Scroll down the page to ask any and all questions. I will reply to you ASAP.
“The addition of Darzalex (daratumumab) and Farydak (panobinostat) appeared to be the most cost-effective regimen to treat multiple myeloma, according to a recent analysis published in the Journal of Managed Care & Specialty Pharmacy.
Over the past few years, the Food and Drug Administration (FDA) has approved a variety of triplet combinations for the treatment of patients with multiple myeloma. However, little is known which regimens have the best economic impact, without sacrificing clinical outcomes that is.
“The increasing cost of U.S. health care, and specifically for cancer, has generated renewed discussion about the value of medical technologies,” the researchers wrote. “The availability of effective treatment options for multiple myeloma patients is of paramount importance. However, in an era of continuing increases in health care spending and drug prices, it is also important to understand the relationship between costs and outcomes achieved.”
The study – conducted by researchers from the University of Washington in Seattle and from the Institute for Clinical and Economic Review in Boston – evaluated the cost-effectiveness of treatments for relapsed and/or refractory multiple myeloma using a partition survival model that they had developed.
The model included three health states –
to help compare
all in combination with either Revlimid (lenalidomide) or Velcade (bortezomib) plus dexamethasone in the second or third line of therapy.
Meanwhile, model costs included in the analysis were those related to drug treatment, administration, monitoring, adverse events, and progression.
Regimens containing Darzalex produced the best clinical results, demonstrating the highest expected life-years, which ranged from 6.71 years to 7.38 years, as well as the highest quality-adjusted life-years among all of the triplet combinations.
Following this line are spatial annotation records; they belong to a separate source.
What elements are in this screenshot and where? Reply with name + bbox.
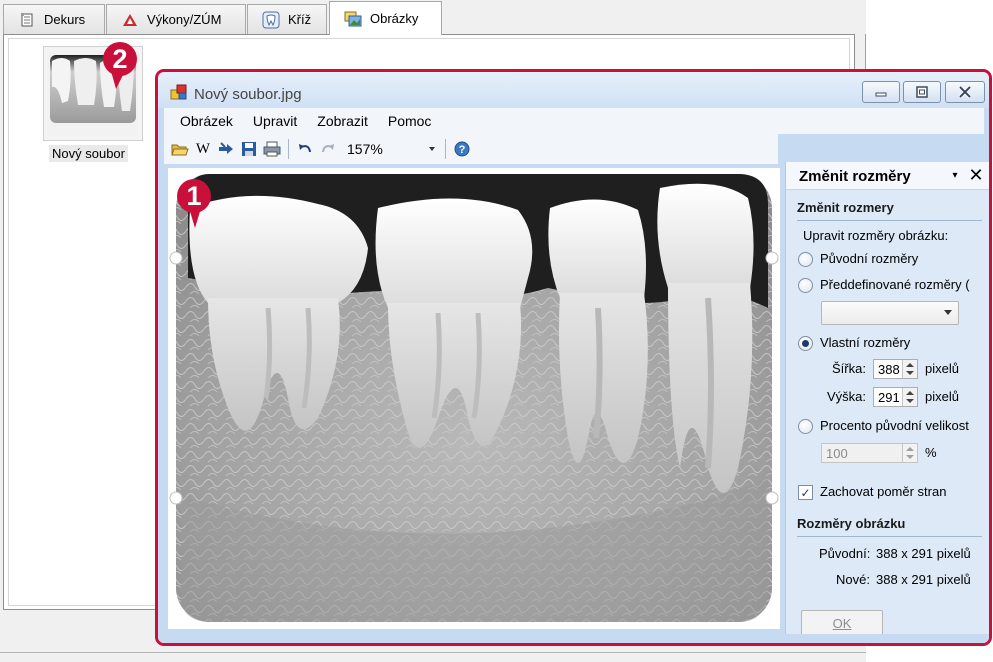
tab-label: Obrázky — [370, 11, 419, 26]
radio-percent-size[interactable] — [798, 419, 813, 434]
image-viewer-window: Nový soubor.jpg Obrázek Upravit Zobrazit… — [155, 69, 992, 646]
panel-close-button[interactable]: ✕ — [966, 165, 986, 185]
tab-label: Kříž — [288, 12, 312, 27]
maximize-button[interactable] — [903, 81, 941, 103]
zoom-value: 157% — [347, 141, 383, 157]
open-folder-icon[interactable] — [170, 138, 190, 160]
help-icon[interactable]: ? — [452, 138, 472, 160]
width-label: Šířka: — [832, 361, 866, 376]
panel-title: Změnit rozměry — [799, 168, 911, 185]
radio-percent-size-label[interactable]: Procento původní velikost — [820, 418, 969, 433]
notepad-icon — [18, 11, 36, 29]
height-stepper[interactable]: 291 — [873, 387, 918, 407]
gallery-item-label: Nový soubor — [49, 145, 128, 162]
svg-text:?: ? — [459, 144, 466, 156]
tab-kriz[interactable]: Kříž — [247, 4, 327, 34]
percent-unit: % — [925, 445, 937, 460]
section-divider — [797, 536, 982, 537]
resize-panel: Změnit rozměry ▾ ✕ Změnit rozmery Upravi… — [785, 162, 989, 640]
height-label: Výška: — [827, 389, 867, 404]
xray-image — [168, 168, 780, 629]
radio-predefined-size-label[interactable]: Předdefinované rozměry ( — [820, 277, 970, 292]
word-icon[interactable]: W — [193, 138, 213, 160]
tab-obrazky[interactable]: Obrázky — [329, 1, 442, 35]
height-unit: pixelů — [925, 389, 959, 404]
panel-header: Změnit rozměry ▾ ✕ — [786, 162, 989, 190]
stepper-arrows[interactable] — [902, 444, 917, 462]
new-size-label: Nové: — [836, 572, 870, 587]
redo-icon[interactable] — [318, 138, 338, 160]
tab-dekurs[interactable]: Dekurs — [3, 4, 105, 34]
close-window-button[interactable] — [945, 81, 985, 103]
image-canvas[interactable] — [168, 168, 780, 629]
callout-marker-2: 2 — [101, 41, 139, 89]
maximize-icon — [916, 86, 928, 98]
callout-marker-label: 2 — [112, 43, 128, 74]
section-heading-sizes: Rozměry obrázku — [797, 516, 906, 531]
tooth-icon — [262, 11, 280, 29]
toolbar-separator — [288, 139, 289, 159]
ok-button[interactable]: OK — [801, 610, 883, 636]
warning-triangle-icon — [121, 11, 139, 29]
width-stepper[interactable]: 388 — [873, 359, 918, 379]
minimize-icon — [875, 92, 887, 97]
width-unit: pixelů — [925, 361, 959, 376]
tab-vykony-zum[interactable]: Výkony/ZÚM — [106, 4, 246, 34]
height-value: 291 — [878, 390, 900, 405]
pin-dropdown-icon[interactable]: ▾ — [949, 168, 961, 182]
menu-pomoc[interactable]: Pomoc — [378, 113, 442, 129]
radio-original-size[interactable] — [798, 252, 813, 267]
stepper-arrows[interactable] — [902, 360, 917, 378]
resize-subtitle: Upravit rozměry obrázku: — [803, 228, 949, 243]
undo-icon[interactable] — [295, 138, 315, 160]
app-icon — [170, 84, 188, 100]
tab-strip: Dekurs Výkony/ZÚM Kříž Obrázky — [0, 0, 866, 35]
send-icon[interactable] — [216, 138, 236, 160]
callout-marker-1: 1 — [175, 178, 213, 228]
new-size-value: 388 x 291 pixelů — [876, 572, 971, 587]
images-icon — [344, 10, 362, 28]
section-divider — [797, 220, 982, 221]
width-value: 388 — [878, 362, 900, 377]
stepper-arrows[interactable] — [902, 388, 917, 406]
chevron-down-icon — [944, 310, 952, 315]
window-title: Nový soubor.jpg — [194, 86, 302, 103]
menu-bar: Obrázek Upravit Zobrazit Pomoc — [164, 108, 984, 134]
radio-custom-size[interactable] — [798, 336, 813, 351]
print-icon[interactable] — [262, 138, 282, 160]
tab-label: Dekurs — [44, 12, 86, 27]
minimize-button[interactable] — [862, 81, 900, 103]
zoom-select[interactable]: 157% — [343, 138, 439, 160]
keep-ratio-checkbox[interactable]: ✓ — [798, 485, 813, 500]
percent-stepper[interactable]: 100 — [821, 443, 918, 463]
panel-body: Změnit rozmery Upravit rozměry obrázku: … — [786, 190, 989, 640]
radio-custom-size-label[interactable]: Vlastní rozměry — [820, 335, 910, 350]
keep-ratio-label[interactable]: Zachovat poměr stran — [820, 484, 946, 499]
chevron-down-icon — [429, 147, 435, 151]
callout-marker-label: 1 — [186, 180, 202, 211]
tab-label: Výkony/ZÚM — [147, 12, 222, 27]
close-icon — [958, 85, 972, 99]
radio-predefined-size[interactable] — [798, 278, 813, 293]
menu-obrazek[interactable]: Obrázek — [170, 113, 243, 129]
save-icon[interactable] — [239, 138, 259, 160]
percent-value: 100 — [826, 446, 848, 461]
original-size-value: 388 x 291 pixelů — [876, 546, 971, 561]
original-size-label: Původní: — [819, 546, 871, 561]
toolbar: W 157% ? — [164, 134, 778, 164]
status-bar — [158, 634, 989, 643]
radio-original-size-label[interactable]: Původní rozměry — [820, 251, 918, 266]
title-bar[interactable]: Nový soubor.jpg — [158, 72, 989, 108]
menu-upravit[interactable]: Upravit — [243, 113, 307, 129]
menu-zobrazit[interactable]: Zobrazit — [307, 113, 378, 129]
section-heading-resize: Změnit rozmery — [797, 200, 894, 215]
predefined-size-select[interactable] — [821, 301, 959, 325]
toolbar-separator — [445, 139, 446, 159]
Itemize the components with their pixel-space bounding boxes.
The most cost-effective regimens were Darzalex plus Velcade and dexamethasone in the second line and Farydak plus Velcade and dexamethasone in the third line. However, the researchers cautioned that the interpretation and applicability of the Farydak regimen may be challenging because of ongoing toxicity concerns.
“The analyses reported here reveal that important advances in the treatment of relapsed and/or refractory multiple myeloma have been made over the past decade, which has expanded treatment options and improved patient outcomes,” the researchers wrote. “However, only a few regimens have done so in a cost-effective manner.”
Since only two agents were found to add a significant cost-effective value to multiple myeloma regimens, the researchers highlighted the need for improved value for this patient population.
“Achieving levels of value more closely aligned with patient benefit would require substantial discounts for the remaining agents evaluated.”